What is even more surprising is that he realises he’s just one person in a long line of emperors who have tried, and repeatedly failed, to save the planet before him. Apart from an excuse to revel in a gorgeous but decadent setting, Wolfe’s masterwork is also a sly critique of the often interchangeable, and ineffectual nature, of our rulers: figureheads who have always imagined themselves special, only to be replaced with yet another contender for the throne.
The Culture Novels, Iain M Banks
Much like Terry Pratchett ruled the roost when it came to humorous fantasy with novel after witty novel in the Discworld universe, Iain M Banks carved a strange niche for himself in SF, where he told giant, cosmos-spanning tales which centered on a utopian society of human beings, run and maintained by Artifical Intelligence. These are some of the most benevolent tyrants in all of SF: gone is the need, under Culture, to work or struggle.
The AI units themselves are always quite obsequious and often charming, even displaying signs of positively acerbic wit. But a more sinister intention lurks beneath the Utopian veneer: bringing other races in the Universe around to liking the idea of the Culture, or even the notion of a Utopia, often involves violent and underhand measures which undermine everything the Culture stands for.

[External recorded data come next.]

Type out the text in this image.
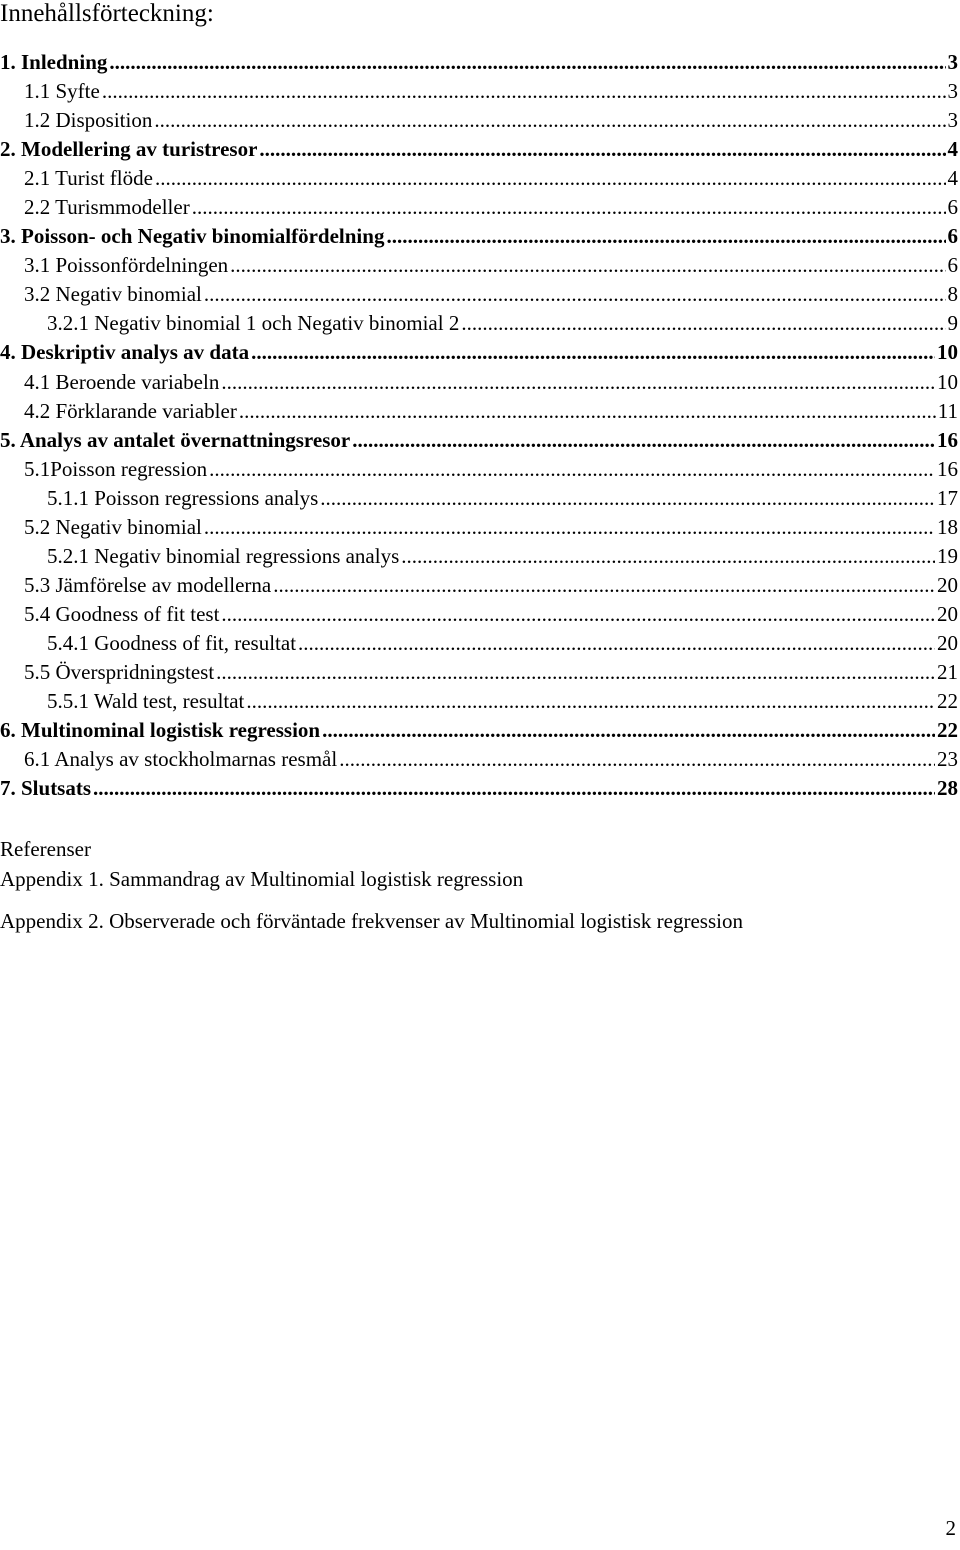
Innehållsförteckning:
1. Inledning .....	3
1.1 Syfte .....	3
1.2 Disposition .....	3
2. Modellering av turistresor .....	4
2.1 Turist flöde .....	4
2.2 Turismmodeller .....	6
3. Poisson- och Negativ binomialfördelning .....	6
3.1 Poissonfördelningen .....	6
3.2 Negativ binomial .....	8
3.2.1 Negativ binomial 1 och Negativ binomial 2 .....	9
4. Deskriptiv analys av data .....	10
4.1 Beroende variabeln .....	10
4.2 Förklarande variabler .....	11
5. Analys av antalet övernattningsresor .....	16
5.1Poisson regression .....	16
5.1.1 Poisson regressions analys .....	17
5.2 Negativ binomial .....	18
5.2.1 Negativ binomial regressions analys .....	19
5.3 Jämförelse av modellerna .....	20
5.4 Goodness of fit test .....	20
5.4.1 Goodness of fit, resultat .....	20
5.5 Överspridningstest .....	21
5.5.1 Wald test, resultat .....	22
6. Multinominal logistisk regression .....	22
6.1 Analys av stockholmarnas resmål .....	23
7. Slutsats .....	28
Referenser
Appendix 1. Sammandrag av Multinomial logistisk regression
Appendix 2. Observerade och förväntade frekvenser av Multinomial logistisk regression
2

Lord of Light, Roger Zelazny
The allure of myth is much too strong to shake off, even for the technocentric fables of our age. Zelazny’s Lord of Light does just the opposite: it merges Hindu myth with space opera. What emerges was a strange ensemble of colonisers decking themselves up to look and act like the Hindu pantheon of gods using technology, all the while trying to keep the plebeians powerless.

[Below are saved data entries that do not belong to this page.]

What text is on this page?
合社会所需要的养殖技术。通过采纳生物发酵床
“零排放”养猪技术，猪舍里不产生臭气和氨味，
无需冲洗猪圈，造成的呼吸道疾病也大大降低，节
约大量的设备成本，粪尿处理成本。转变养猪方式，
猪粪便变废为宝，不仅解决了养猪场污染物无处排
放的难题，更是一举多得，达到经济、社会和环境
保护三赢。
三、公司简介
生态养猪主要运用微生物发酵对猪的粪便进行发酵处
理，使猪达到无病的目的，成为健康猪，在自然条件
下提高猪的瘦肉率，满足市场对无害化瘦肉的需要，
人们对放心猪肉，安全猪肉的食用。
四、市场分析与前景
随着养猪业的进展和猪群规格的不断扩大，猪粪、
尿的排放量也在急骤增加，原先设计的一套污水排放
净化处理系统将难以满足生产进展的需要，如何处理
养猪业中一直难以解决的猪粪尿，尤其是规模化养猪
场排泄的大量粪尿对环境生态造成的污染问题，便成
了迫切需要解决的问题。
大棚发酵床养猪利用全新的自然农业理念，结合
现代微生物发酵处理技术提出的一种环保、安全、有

Enter Sam, or Mahasamatman, who fashions himself the Gautama Buddha of this strange new world, its rebel. The adventures that ensue can be defined only as a cerebral, special effects- infused examination of the interconnections between power, myth and science.

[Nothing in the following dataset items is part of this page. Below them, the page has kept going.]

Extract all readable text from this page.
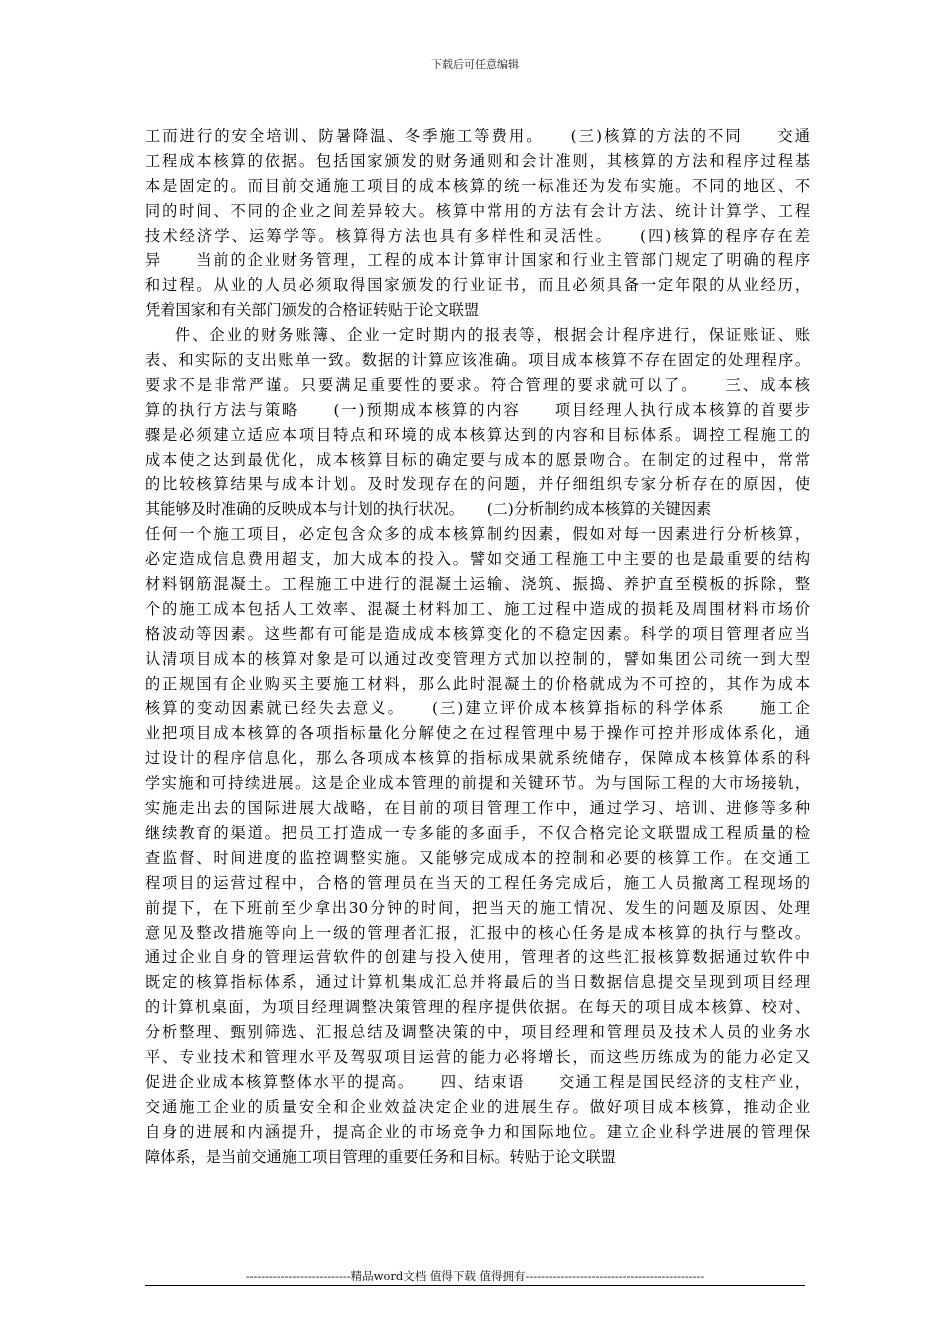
下载后可任意编辑
工而进行的安全培训、防暑降温、冬季施工等费用。　　(三)核算的方法的不同　　交通
工程成本核算的依据。包括国家颁发的财务通则和会计准则，其核算的方法和程序过程基
本是固定的。而目前交通施工项目的成本核算的统一标准还为发布实施。不同的地区、不
同的时间、不同的企业之间差异较大。核算中常用的方法有会计方法、统计计算学、工程
技术经济学、运筹学等。核算得方法也具有多样性和灵活性。　　(四)核算的程序存在差
异　　当前的企业财务管理，工程的成本计算审计国家和行业主管部门规定了明确的程序
和过程。从业的人员必须取得国家颁发的行业证书，而且必须具备一定年限的从业经历，
凭着国家和有关部门颁发的合格证转贴于论文联盟
件、企业的财务账簿、企业一定时期内的报表等，根据会计程序进行，保证账证、账
表、和实际的支出账单一致。数据的计算应该准确。项目成本核算不存在固定的处理程序。
要求不是非常严谨。只要满足重要性的要求。符合管理的要求就可以了。　　三、成本核
算的执行方法与策略　　(一)预期成本核算的内容　　项目经理人执行成本核算的首要步
骤是必须建立适应本项目特点和环境的成本核算达到的内容和目标体系。调控工程施工的
成本使之达到最优化，成本核算目标的确定要与成本的愿景吻合。在制定的过程中，常常
的比较核算结果与成本计划。及时发现存在的问题，并仔细组织专家分析存在的原因，使
其能够及时准确的反映成本与计划的执行状况。　　(二)分析制约成本核算的关键因素
任何一个施工项目，必定包含众多的成本核算制约因素，假如对每一因素进行分析核算，
必定造成信息费用超支，加大成本的投入。譬如交通工程施工中主要的也是最重要的结构
材料钢筋混凝土。工程施工中进行的混凝土运输、浇筑、振捣、养护直至模板的拆除，整
个的施工成本包括人工效率、混凝土材料加工、施工过程中造成的损耗及周围材料市场价
格波动等因素。这些都有可能是造成成本核算变化的不稳定因素。科学的项目管理者应当
认清项目成本的核算对象是可以通过改变管理方式加以控制的，譬如集团公司统一到大型
的正规国有企业购买主要施工材料，那么此时混凝土的价格就成为不可控的，其作为成本
核算的变动因素就已经失去意义。　　(三)建立评价成本核算指标的科学体系　　施工企
业把项目成本核算的各项指标量化分解使之在过程管理中易于操作可控并形成体系化，通
过设计的程序信息化，那么各项成本核算的指标成果就系统储存，保障成本核算体系的科
学实施和可持续进展。这是企业成本管理的前提和关键环节。为与国际工程的大市场接轨，
实施走出去的国际进展大战略，在目前的项目管理工作中，通过学习、培训、进修等多种
继续教育的渠道。把员工打造成一专多能的多面手，不仅合格完论文联盟成工程质量的检
查监督、时间进度的监控调整实施。又能够完成成本的控制和必要的核算工作。在交通工
程项目的运营过程中，合格的管理员在当天的工程任务完成后，施工人员撤离工程现场的
前提下，在下班前至少拿出30分钟的时间，把当天的施工情况、发生的问题及原因、处理
意见及整改措施等向上一级的管理者汇报，汇报中的核心任务是成本核算的执行与整改。
通过企业自身的管理运营软件的创建与投入使用，管理者的这些汇报核算数据通过软件中
既定的核算指标体系，通过计算机集成汇总并将最后的当日数据信息提交呈现到项目经理
的计算机桌面，为项目经理调整决策管理的程序提供依据。在每天的项目成本核算、校对、
分析整理、甄别筛选、汇报总结及调整决策的中，项目经理和管理员及技术人员的业务水
平、专业技术和管理水平及驾驭项目运营的能力必将增长，而这些历练成为的能力必定又
促进企业成本核算整体水平的提高。　　四、结束语　　交通工程是国民经济的支柱产业，
交通施工企业的质量安全和企业效益决定企业的进展生存。做好项目成本核算，推动企业
自身的进展和内涵提升，提高企业的市场竞争力和国际地位。建立企业科学进展的管理保
障体系，是当前交通施工项目管理的重要任务和目标。转贴于论文联盟
---------------------------精品word文档 值得下载 值得拥有----------------------------------------------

Ancillary Justice, Ann Leckie
Ann Leckie’s debut novel (part one of a trilogy, actually) took the SF scene by storm with its sensitive handling of space opera. But, like Wolfe, Leckie is obsessed with duplicity. The Radch Empire is a ruthless star-spanning civilisation which turns its prisoners into puppet soldiers. The narrator is an AI unit who once shared many bodies, often at the same time, boasting an omniscient perspective of the world.
Originally in the employ of the Radch emperor, she’s suddenly drawn into a strange conflict when the Emperor’s personalities find themselves at ideological odds with one another. Yes, a tyrant disagreeing with herself; it’s been known to happen! It’s probably fitting that this description of the novel sounds so surreal and confusing, as Leckie implies that’s what the abuse of power often feels like to an observer.
Childhood’s End, Arthur C Clarke
Clarke’s by now famous novel still manages to captivate and charm, and a large part of it is the beguilingly benevolent nature of its aliens. These aliens wish what’s best for us as a collective species…and they look like demons to boot: wings, horns, the works.
Which complicates matters a bit, since their ultimate purpose is heartbreakingly devious. Heartbreaking and devious – I’m sure you weren’t expecting those two words together, but that’s Clarke for you.
“Faith of Our Fathers”, Philip K Dick
Dick’s later work was obsessed with theology and madness, and it found its most profound interpretation in VALIS. But before VALIS, we had books like The Three Stigmata of Palmer Eldritch, and stories as outré as “Faith of our Fathers”, originally published in Harlan Ellison’s famous Dangerous Visions anthology.
All of Dick’s tropes are present here: the nature of (in)authenticity, alternate histories, and altered states of perception; but also god, or something passing for it, though nowhere near as comforting a figure as we have made him out to be. This is Dick’s take on that most supreme fictional tyrant of all.
“I Have No Mouth and I Must Scream”, Harlan Ellison
Ellison’s spine-chilling story is about Artificial Intelligence gone nuts. Here’s the plot in a sentence: a group of humans finds itself at the whims of a supercomputer, who is a ceaseless experimenter and torturer. The title of this story derives from one of the many atrocities visited upon a character in the story by the godlike entity that is also a machine. It’s existential horror with a magnificent pulp veneer, and and one of the very few portrayals of machine culture as a force of outright negativity.